I love World Book Night, and here are the two main reasons why:
(1) The pressure is off. When cash isn't at stake, it feels great to put a book in the hands of a peer. I get nervous, sometimes, recommending a book I loved to a customer. I've been given a good review, only to be disappointed myself. So it feels good to hand out books with a whaddhya-have-to-lose? attitude. And the soon-to-be reader is so much more likely to step outside of his or her comfort zone. I totally get it, I'm often strapped for cash and hesitant to spend my money on something I'm not sure about. (So many missed concerts! so many movies I didn't see!) WBN takes that financial pressure off, even the pressure of taste and preference. Most of my conversations went like this:
Me: Hey, are you interested in a free copy of a novel written by a Portland-based author?
Person: It's free?
Person: Sure, why not!
Everyone loves free stuff.
(2) People talking about books, in the real world. I spend most of my time talking to people about books. That's who I am. I go out to coffee with someone, suggest we bring books and just get cozy for a quiet morning, then end up repeatedly blurting out how good my book is and reading passages out loud. I go out for drinks with friends and end up talking about Moby-Dick and race on the seas (stay tuned for a series of posts I'm calling "Blogging the Whale"). Seriously, that's what I do. But on World Book Night, I get to be that girl, but also change the course of a stranger's night.

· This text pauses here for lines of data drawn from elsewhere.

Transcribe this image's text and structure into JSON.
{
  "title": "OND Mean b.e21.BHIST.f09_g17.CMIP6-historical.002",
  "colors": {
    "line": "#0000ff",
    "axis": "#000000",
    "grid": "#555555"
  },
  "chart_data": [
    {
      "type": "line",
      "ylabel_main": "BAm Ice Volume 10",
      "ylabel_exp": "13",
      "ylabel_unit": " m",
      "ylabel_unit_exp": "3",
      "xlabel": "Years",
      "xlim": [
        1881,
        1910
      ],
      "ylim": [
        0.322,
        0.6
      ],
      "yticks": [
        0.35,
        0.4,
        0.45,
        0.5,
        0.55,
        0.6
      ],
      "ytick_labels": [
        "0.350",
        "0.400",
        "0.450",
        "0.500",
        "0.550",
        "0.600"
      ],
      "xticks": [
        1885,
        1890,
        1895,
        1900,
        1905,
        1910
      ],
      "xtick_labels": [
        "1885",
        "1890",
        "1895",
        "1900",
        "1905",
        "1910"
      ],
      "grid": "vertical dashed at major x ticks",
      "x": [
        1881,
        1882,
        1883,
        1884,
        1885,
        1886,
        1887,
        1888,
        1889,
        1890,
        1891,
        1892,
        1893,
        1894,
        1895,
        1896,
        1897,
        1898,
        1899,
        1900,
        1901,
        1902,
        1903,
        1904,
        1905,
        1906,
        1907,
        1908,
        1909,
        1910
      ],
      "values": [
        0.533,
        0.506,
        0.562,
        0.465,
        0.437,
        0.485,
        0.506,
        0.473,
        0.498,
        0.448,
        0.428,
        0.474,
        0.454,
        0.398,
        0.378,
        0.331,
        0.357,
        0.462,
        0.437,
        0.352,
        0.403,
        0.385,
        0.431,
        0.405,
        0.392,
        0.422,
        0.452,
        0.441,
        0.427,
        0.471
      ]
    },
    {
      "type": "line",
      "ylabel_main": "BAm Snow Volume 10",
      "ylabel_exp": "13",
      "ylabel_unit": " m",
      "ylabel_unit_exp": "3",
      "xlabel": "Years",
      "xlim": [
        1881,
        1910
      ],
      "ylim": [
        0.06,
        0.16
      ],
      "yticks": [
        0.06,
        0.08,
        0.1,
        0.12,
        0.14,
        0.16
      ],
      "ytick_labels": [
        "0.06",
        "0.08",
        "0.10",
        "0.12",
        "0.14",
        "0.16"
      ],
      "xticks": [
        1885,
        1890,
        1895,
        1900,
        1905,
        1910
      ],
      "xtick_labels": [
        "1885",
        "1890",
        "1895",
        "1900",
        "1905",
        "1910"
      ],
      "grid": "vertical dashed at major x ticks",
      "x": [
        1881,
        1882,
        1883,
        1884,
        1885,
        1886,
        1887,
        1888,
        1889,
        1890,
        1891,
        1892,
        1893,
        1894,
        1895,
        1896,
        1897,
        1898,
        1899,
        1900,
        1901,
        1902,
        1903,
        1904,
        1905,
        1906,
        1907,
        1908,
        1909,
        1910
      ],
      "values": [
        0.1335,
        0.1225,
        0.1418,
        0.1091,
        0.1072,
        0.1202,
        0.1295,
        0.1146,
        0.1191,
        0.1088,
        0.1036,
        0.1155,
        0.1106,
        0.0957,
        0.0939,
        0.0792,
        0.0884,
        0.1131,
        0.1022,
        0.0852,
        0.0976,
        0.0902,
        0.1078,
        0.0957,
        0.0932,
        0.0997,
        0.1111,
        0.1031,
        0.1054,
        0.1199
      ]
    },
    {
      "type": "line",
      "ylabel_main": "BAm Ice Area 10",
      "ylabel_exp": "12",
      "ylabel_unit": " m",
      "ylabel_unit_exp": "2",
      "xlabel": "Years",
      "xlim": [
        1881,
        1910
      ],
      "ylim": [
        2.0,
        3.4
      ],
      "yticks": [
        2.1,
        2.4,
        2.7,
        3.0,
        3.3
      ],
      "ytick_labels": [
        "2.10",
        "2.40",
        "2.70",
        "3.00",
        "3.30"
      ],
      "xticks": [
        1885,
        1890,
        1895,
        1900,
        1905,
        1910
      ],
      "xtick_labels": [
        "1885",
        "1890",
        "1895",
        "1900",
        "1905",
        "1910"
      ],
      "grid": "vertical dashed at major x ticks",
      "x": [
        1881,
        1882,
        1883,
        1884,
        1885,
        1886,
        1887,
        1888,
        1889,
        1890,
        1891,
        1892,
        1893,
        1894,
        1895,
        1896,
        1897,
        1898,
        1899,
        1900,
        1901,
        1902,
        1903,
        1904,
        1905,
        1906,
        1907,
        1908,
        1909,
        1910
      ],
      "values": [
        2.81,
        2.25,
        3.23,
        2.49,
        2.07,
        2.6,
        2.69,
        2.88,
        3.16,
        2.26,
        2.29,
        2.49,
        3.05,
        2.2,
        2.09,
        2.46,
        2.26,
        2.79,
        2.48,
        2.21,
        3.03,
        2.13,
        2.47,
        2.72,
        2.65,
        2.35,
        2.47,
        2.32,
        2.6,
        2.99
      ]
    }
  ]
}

Wrapping up my night as a book giver, I met a friend at a bar on Capitol Hill. I had three copies of Glaciers left, and spotted a small group of friends having a heated conversation about some band or some new album. They were smart, and you could tell they loved to get together and shout about things. It was a book club without a book.
I approached them and told them a bit about Glaciers, a little bit of the plot and the author. It's a dreamy nugget of a story about a librarian living in Portland. It's also a story about being a twenty-something today. About our misplaced nostalgia, about our love for thrift shopping and ephemera. And have you heard of Powell's Books? The author works at Powell's. And the book came out from Tin House, have you heard of Tin House? Their books are smart and smartly designed. Look at this gorgeous image of the actual cover!
Eventually, after a few minutes of excited chatter, I politely bowed out and headed back to my friend's table. As I walked away I heard them, still talking about books. One friend made the other promise to pass Glaciers on after he finishes it. They started to say how they should start a book club. And eventually they were arguing about books and had completely moved on from their previous conversation.